The gap isn't capability. It's ontology.
And this matters for accountability too. When your oncologist recommends a treatment plan, something is happening beyond information transfer. That person has a medical license they spent a decade earning and can lose. They have malpractice insurance priced on their history of outcomes. They'll be the one looking you in the eye at follow-up if the treatment fails. They carry the accumulated weight of every patient they've treated. All of that structures their judgment in a way that pure intelligence doesn't replicate.
Accountability requires a persistent entity with continuity of experience, for whom consequences accumulate over time, who has skin in the game that isn't simulated. It requires being the kind of thing that can put a persistent self on the line. The lawyer who signs the brief, the doctor who signs the prescription, the engineer who signs off on the bridge — they're all doing something AI structurally cannot do.
Here's where the structural argument becomes clear.
It's not that AI is bad at choosing or bad at bearing consequences.
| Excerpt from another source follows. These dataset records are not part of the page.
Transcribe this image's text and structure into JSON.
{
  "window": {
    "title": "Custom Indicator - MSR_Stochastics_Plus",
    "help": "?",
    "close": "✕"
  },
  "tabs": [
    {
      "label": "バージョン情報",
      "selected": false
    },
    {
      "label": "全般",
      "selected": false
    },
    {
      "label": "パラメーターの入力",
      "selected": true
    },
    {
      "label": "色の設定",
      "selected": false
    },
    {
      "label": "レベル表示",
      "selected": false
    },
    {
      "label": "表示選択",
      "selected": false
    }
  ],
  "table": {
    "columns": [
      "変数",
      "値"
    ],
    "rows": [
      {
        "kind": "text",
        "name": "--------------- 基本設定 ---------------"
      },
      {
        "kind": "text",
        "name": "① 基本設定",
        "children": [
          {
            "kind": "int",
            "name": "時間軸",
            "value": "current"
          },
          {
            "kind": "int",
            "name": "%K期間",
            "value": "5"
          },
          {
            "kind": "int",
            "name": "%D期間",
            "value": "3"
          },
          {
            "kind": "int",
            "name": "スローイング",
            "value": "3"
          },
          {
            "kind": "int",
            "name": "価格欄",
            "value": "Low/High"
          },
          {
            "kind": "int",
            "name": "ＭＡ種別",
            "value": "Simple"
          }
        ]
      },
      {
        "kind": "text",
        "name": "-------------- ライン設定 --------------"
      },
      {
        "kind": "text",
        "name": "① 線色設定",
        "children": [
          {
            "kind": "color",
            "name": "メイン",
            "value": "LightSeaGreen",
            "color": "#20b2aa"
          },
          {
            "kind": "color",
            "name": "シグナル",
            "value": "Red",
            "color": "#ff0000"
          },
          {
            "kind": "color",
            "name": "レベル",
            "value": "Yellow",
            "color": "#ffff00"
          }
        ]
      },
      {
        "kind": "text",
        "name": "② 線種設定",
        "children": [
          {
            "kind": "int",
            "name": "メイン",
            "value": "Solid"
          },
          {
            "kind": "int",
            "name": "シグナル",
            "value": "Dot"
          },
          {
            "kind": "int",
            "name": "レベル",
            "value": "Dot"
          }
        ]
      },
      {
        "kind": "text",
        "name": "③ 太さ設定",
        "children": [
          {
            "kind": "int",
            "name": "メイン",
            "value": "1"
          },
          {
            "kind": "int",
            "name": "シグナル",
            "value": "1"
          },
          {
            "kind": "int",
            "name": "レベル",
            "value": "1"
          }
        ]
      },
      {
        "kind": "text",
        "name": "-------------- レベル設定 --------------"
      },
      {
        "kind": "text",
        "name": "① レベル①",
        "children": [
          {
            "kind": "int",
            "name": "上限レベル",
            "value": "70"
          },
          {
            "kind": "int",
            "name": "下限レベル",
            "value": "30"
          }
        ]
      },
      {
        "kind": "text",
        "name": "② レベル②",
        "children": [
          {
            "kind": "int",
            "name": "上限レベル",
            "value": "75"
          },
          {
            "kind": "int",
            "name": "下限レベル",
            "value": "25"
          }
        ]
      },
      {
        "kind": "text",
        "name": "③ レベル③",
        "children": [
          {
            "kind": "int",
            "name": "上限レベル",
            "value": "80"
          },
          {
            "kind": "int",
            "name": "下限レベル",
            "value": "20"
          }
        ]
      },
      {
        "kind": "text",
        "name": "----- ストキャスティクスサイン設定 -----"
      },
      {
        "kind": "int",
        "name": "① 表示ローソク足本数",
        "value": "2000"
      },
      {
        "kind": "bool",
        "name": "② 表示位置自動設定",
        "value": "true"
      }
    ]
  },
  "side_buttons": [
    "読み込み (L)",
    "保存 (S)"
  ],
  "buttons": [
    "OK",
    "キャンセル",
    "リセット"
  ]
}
It's that what AI does when it selects between options isn't choice in the sense that matters economically. And the kind of judgment that comes from accumulated consequential experience isn't available to something that doesn't accumulate experience through constraint.
To close this gap, you'd have to make AI finite, consequential, and persistent — a self that continues through time, that can only do one thing instead of another, for which choices foreclose alternatives, and for which outcomes have weight. But that would be a fundamentally different kind of entity than what we currently mean by AI. You wouldn't be building a tool anymore. You'd be creating a being.
That's why the durability here is structural rather than temporary. It's not "humans are still better at taste and accountability for now, but AI will catch up." The gap isn't a capability gap. It's a gap in what kind of entity you are. And you can't close an ontological gap with better training data.
In a world where execution is increasingly abundant — where AI can produce code, content, analysis at near-zero marginal cost — the highest-leverage activities are the ones upstream and downstream of execution. Choosing what to execute, based on values forged through constrained experience. And bearing the consequences of those choices, with a self that's genuinely on the line.
These aren't skills AI lacks. They're not even capabilities in the normal sense. They're the things that only make sense for entities that are finite, persistent, and shaped by their own histories of consequential choice.
Most discourse about humans and AI frames the question as: what can humans still do? But that's the wrong question. The right question is: what does being human mean for the structure of choice and consequence? And the answer is that taste and accountability aren't achievements to protect from automation. They're features of finitude. They come with the package of being the kind of thing that lives once, chooses under constraint, and bears what follows.
That's not a moat that erodes with capability gains. It's just what choice requires.